J was born in July and all was well. A week before his two month pediatrician appointment my mom asked me if I'd noticed the flat spot on Julian's head. I brushed her off (and admittedly was annoyed that she even mentioned it - my child was perfect in my mind and I thought she didn't know what she was talking about). I took a good look at the back of his head and realized that it was a tad flat but figured it would work out on its own. Fast forward a week to his pediatrician appointment. I didn't mention the flat spot (since I didn't think it was an "issue"), but sure enough, the pediatrician did. She said it was a little concerning, and asked me if he looked both left and right or if he favored one side. I hadn't noticed. But from that moment forward, I realized that he ONLY looked to the left. He was always favoring the left side and I couldn't get him to look all the way to the right. Sigh. Why is it that we don't notice things until someone points them out and then that is all we notice? How was it possible that I hadn't realized that he was doing this? Well the pediatrician gave us some simple exercises to do daily and said we'd reevaluate his head at his 4 month well visit.
2 months later and I knew that his head hadn't improved. If anything, the flat spot was getting worse and his forehead was bulging out on one side a bit (that sounds worse that it was...it looked like he had a bump on his forehead., ok, so maybe it was bad). So I wasn't exactly surprised when our pediatrician referred us to Children's Healthcare of Atlanta to see an orthotist for his plagiocephaly (fancy name for flat head syndrome) to see if Julian was a good fit for Cranial Remolding.
We went to CHOA a week later for Julian's initial scans which measure the diagonal length difference of his head as well as his ear position. The normal range for the diagonal length is 0-6mm. His measurement was 13.6mm which put him in the "moderate to severe" category. We also learned that his ears were very asymmetrical, with one being further forward than the other. (Again, how had I not noticed this?!?) So they recommended we order a helmet and go forward with the cranial remolding. We were told that we could wait and see if the flat spot corrected itself as he started sleeping on his stomach and spending less time on his back, but that they see the best results the earlier you begin and his time in the helmet should be minimized the earlier we begin. I hesitated for a moment (to cry), but Mr. Cob and I decided to go ahead and proceed. CHOA uses the Star Band brand of helmets, so we were able to choose a fun design for his helmet. We decided that Julian's big brother would think the spaceships were neat so we went with the outer space themed helmet.
|About to get scanned!|
We go every 2 weeks for adjustments. They make sure he doesn't have any "hot spots" and that his skin is not getting irritated from the helmet. It keeps his head pretty hot and sweaty so we've had some issues with rashes, but it's nothing a little diaper cream won't fix. They also told us to rub his head down in coconut oil to prevent any yeast infections from growing, so he often smells of coconut, which is better than the sweaty smell (and the diaper cream smell for that matter). I'm told that we should be thankful that he's not wearing the helmet in the summer, because then he'd always be sweating and no amount of cleaning gets rid of that smell! We clean the helmet every night with rubbing alcohol or his baby shampoo and a toothbrush (we were told we could try witchhazel which might help the smell even more, but haven't tried it yet). It's a pain, but it's become part of our nightly routine. I won't miss it when we're done though.

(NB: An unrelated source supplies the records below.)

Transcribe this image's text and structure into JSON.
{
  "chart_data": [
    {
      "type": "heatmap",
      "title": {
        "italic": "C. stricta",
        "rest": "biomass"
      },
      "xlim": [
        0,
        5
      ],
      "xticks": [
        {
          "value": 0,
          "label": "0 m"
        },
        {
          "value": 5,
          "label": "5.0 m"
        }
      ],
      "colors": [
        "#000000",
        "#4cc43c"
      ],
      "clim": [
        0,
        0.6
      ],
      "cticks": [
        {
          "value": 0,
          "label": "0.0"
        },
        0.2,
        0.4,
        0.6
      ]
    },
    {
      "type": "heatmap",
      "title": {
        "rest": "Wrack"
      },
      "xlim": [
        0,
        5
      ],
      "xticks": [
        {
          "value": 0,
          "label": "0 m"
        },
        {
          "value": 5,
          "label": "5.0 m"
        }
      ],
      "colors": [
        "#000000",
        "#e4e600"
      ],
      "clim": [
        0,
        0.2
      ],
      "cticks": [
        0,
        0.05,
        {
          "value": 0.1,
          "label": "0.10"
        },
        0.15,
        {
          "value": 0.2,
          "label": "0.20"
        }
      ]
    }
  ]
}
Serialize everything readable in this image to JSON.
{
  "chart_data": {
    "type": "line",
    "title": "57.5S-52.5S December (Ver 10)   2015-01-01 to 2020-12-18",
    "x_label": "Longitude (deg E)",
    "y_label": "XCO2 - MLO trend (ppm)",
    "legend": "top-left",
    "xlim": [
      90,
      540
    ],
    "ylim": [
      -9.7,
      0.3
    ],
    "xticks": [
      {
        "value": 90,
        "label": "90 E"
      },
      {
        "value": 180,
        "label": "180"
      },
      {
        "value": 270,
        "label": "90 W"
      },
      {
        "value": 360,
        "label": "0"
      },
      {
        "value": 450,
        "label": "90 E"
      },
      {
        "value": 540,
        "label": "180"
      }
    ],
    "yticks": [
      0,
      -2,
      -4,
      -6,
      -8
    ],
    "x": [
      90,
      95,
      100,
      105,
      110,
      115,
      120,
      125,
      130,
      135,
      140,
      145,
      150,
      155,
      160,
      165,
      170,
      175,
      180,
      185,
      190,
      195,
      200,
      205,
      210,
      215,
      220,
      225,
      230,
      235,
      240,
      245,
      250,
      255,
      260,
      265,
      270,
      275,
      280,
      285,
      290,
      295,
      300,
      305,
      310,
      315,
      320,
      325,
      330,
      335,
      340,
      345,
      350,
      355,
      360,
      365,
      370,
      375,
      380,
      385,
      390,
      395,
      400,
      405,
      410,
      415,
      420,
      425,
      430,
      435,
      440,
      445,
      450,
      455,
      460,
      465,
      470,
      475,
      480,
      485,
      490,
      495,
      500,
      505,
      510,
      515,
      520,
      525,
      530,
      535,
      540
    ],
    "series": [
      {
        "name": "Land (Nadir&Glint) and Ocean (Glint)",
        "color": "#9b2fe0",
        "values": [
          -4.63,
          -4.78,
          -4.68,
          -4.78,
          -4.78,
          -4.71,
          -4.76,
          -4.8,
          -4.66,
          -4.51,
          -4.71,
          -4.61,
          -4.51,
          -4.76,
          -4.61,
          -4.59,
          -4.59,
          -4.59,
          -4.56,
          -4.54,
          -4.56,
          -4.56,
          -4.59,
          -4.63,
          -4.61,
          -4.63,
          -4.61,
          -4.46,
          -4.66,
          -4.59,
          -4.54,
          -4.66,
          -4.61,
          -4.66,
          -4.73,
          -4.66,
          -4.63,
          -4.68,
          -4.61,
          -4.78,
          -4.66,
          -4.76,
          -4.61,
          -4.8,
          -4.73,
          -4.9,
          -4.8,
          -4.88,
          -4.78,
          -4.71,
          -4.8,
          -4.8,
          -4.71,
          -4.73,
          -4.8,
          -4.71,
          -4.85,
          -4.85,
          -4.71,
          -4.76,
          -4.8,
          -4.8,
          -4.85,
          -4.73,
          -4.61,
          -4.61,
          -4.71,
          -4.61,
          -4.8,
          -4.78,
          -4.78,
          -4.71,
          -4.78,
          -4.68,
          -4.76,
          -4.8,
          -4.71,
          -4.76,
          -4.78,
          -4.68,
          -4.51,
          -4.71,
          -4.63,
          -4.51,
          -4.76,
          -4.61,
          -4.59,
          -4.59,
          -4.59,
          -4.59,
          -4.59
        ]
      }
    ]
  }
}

|Hot spot - time for adjustments!|
|6 week scans - IMPROVEMENT!|
So that's half the story. The other half is the torticollis, which often accompanies plagiocephaly but doesn't always and can occur without the flat head. Torticollis "is a condition in which an infant's neck muscle is shortened causing the neck to twist." More on torticollis here. So we were referred to physical therapy to help stretch Julian's neck and correct his head tilt. (Again, I never noticed the head tilt, but the physical therapist assured me his head tilted. Great.). So we were given 3 different stretch exercises to do with Julian 3 times a day - we fit this in in the morning before school/work, right when we got home from school and right before bed. We were very strict about doing the exercises each day and within a week noticed a difference. Within a month we could tell he was looking both ways and moving his neck with more ease. At his follow up PT appointment a month ago, we were told his neck was doing great and that we didn't need to keep doing the exercises. So thankfully that corrected quickly.